Read binary file as string in Ruby - ruby

I need an easy way to take a tar file and convert it into a string (and vice versa). Is there a way to do this in Ruby? My best attempt was this:
file = File.open("path-to-file.tar.gz")
contents = ""
file.each {|line|
contents << line
}
I thought that would be enough to convert it to a string, but then when I try to write it back out like this...
newFile = File.open("test.tar.gz", "w")
newFile.write(contents)
It isn't the same file. Doing ls -l shows the files are of different sizes, although they are pretty close (and opening the file reveals most of the contents intact). Is there a small mistake I'm making or an entirely different (but workable) way to accomplish this?

First, you should open the file as a binary file. Then you can read the entire file in, in one command.
file = File.open("path-to-file.tar.gz", "rb")
contents = file.read
That will get you the entire file in a string.
After that, you probably want to file.close. If you don’t do that, file won’t be closed until it is garbage-collected, so it would be a slight waste of system resources while it is open.

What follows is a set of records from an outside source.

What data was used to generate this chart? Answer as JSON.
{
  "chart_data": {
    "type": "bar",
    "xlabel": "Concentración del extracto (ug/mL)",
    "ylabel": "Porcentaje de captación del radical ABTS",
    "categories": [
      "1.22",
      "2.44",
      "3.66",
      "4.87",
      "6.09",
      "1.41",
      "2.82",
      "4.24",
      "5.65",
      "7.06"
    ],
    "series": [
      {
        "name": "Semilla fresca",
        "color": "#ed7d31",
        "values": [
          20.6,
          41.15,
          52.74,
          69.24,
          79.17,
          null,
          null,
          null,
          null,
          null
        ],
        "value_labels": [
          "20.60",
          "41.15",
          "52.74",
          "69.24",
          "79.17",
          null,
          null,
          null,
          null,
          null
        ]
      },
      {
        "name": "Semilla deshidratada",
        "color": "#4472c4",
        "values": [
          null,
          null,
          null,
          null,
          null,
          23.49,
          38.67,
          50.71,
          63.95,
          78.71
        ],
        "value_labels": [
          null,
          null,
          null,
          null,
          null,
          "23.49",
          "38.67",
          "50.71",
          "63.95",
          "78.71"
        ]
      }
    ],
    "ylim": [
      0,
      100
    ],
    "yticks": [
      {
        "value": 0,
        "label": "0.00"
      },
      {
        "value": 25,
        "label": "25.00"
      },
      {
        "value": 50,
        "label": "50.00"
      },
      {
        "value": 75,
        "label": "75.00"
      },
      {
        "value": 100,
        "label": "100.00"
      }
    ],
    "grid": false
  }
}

If you need binary mode, you'll need to do it the hard way:
s = File.open(filename, 'rb') { |f| f.read }
If not, shorter and sweeter is:
s = IO.read(filename)

To avoid leaving the file open, it is best to pass a block to File.open. This way, the file will be closed after the block executes.
contents = File.open('path-to-file.tar.gz', 'rb') { |f| f.read }

how about some open/close safety.
string = File.open('file.txt', 'rb') { |file| file.read }

Ruby have binary reading
data = IO.binread(path/filaname)
or if less than Ruby 1.9.2
data = IO.read(path/file)

on os x these are the same for me... could this maybe be extra "\r" in windows?
in any case you may be better of with:
contents = File.read("e.tgz")
newFile = File.open("ee.tgz", "w")
newFile.write(contents)

You can probably encode the tar file in Base64. Base 64 will give you a pure ASCII representation of the file that you can store in a plain text file. Then you can retrieve the tar file by decoding the text back.
You do something like:
require 'base64'
file_contents = Base64.encode64(tar_file_data)
Have look at the Base64 Rubydocs to get a better idea.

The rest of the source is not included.